Combien de temps vous a-t-il fallu pour tout mettre en place ?

J'ai contacté des gens à partir de septembre 2019. J'ai envoyé un premier message en leur expliquant le projet, puis je leur ai donné du temps pour agir. Ce qui m'a intéressé dans cette aventure, c'est de construire l'objet petit à petit. En plus, Bulge m'a permis d'écrire une histoire que j'aime particulièrement. C'est un petit écrit de 11 pages sur un ado qui fait une fixette sur son prof de gym. Et maintenant, j'ai envie de la développer. Onze pages, c'est trop peu pour ce personnage.

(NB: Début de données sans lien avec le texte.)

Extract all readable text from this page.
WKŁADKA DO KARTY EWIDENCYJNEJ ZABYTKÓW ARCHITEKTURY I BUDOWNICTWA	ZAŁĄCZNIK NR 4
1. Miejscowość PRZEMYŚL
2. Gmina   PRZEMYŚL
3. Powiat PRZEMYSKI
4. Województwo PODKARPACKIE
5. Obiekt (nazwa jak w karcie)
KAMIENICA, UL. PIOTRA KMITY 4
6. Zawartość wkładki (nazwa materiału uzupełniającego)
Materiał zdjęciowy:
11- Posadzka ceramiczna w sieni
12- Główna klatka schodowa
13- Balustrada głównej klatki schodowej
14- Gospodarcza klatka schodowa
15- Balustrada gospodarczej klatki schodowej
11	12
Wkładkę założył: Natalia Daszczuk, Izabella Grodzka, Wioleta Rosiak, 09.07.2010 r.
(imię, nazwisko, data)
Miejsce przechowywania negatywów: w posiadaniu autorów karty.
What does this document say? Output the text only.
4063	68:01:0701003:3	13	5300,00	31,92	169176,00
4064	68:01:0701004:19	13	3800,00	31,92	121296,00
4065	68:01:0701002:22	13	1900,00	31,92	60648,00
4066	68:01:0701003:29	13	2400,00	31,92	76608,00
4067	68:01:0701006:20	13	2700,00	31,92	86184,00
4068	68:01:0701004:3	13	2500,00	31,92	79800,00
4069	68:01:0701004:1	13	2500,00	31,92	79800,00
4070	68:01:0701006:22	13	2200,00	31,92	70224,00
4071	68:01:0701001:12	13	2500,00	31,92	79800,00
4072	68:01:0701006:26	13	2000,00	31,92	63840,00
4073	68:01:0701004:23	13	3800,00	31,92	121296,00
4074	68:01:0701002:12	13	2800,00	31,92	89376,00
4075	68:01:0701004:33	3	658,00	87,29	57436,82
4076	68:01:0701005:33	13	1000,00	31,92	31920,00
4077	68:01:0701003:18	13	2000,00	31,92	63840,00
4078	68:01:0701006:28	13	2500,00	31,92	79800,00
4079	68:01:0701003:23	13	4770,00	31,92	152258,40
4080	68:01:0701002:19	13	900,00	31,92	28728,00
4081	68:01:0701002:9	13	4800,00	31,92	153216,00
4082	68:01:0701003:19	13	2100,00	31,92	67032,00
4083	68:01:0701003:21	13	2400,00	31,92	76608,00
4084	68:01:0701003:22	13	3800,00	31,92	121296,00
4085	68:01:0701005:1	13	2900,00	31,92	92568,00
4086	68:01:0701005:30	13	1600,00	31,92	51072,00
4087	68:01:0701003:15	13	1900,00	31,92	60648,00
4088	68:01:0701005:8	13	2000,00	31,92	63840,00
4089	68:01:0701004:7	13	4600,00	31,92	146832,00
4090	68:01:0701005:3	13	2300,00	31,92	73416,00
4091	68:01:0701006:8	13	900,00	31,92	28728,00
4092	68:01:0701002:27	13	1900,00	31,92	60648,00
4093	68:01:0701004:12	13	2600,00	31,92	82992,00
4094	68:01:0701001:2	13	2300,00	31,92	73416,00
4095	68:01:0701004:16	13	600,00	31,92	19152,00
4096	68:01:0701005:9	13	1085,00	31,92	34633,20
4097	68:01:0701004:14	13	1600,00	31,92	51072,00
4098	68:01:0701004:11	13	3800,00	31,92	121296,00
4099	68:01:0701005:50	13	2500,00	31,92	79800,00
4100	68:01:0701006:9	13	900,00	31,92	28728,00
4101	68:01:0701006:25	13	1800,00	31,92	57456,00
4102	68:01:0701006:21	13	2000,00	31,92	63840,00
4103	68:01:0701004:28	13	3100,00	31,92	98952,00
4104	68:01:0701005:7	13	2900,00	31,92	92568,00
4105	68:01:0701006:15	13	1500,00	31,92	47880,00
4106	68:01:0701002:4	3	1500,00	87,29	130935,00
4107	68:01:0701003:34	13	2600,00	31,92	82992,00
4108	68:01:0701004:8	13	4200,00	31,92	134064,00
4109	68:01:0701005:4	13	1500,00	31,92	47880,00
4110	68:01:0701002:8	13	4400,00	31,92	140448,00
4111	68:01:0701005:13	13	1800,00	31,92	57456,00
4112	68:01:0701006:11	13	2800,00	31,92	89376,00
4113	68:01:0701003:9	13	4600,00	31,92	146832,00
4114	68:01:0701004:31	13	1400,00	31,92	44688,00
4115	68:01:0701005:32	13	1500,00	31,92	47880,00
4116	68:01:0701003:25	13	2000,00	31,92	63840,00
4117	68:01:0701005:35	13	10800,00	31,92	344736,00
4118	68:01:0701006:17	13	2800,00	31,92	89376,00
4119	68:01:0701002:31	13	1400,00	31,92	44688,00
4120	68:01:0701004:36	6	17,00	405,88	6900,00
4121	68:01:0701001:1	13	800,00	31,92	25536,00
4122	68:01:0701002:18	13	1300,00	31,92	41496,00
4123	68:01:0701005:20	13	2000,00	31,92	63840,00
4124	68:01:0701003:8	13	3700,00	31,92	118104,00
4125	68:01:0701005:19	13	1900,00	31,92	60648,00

J'ai encore plein de choses à lui faire dire. Bulge a permis la création de cette histoire qui plus tard, je l'espère, vivra dans un autre format.

Où peut-on trouver Bulge Magazine ?

La distribution, c'est bien mon problème. Après tout, mon but n'était pas de gagner de l'argent. C'était juste un gag. J'ai regardé combien ça coûtait à imprimer, je suis passé par un imprimeur en ligne et, pour la distribution, je l'ai faite avec mes moyens et mes petits bras. Il est disponible soit en vente directe ou par correspondance si les gens me contactent sur mes réseaux sociaux, soit aux Mots à la bouche. Ils ont déjà écoulé une centaine d'exemplaires dans leur boutique.

Le second numéro, on l'attend pour quand ?

Je vais en faire trois au total, étalés sur 2020, 2021 et 2022. En septembre, je vais lancer le chantier et donner trois mois aux gens qui ont accepté pour agir. On fera le montage en janvier. J'espère une sortie en février 2021. J'aimerais qu'il y ait sans doute quatre BD, un peu moins longues mais avec des styles différents. Il faudra voir parce que ce sont aussi des questions de coût à prendre en compte. Je n'ai pas utilisé les plateformes de financement pour le premier numéro, mais peut-être pour le deuxième.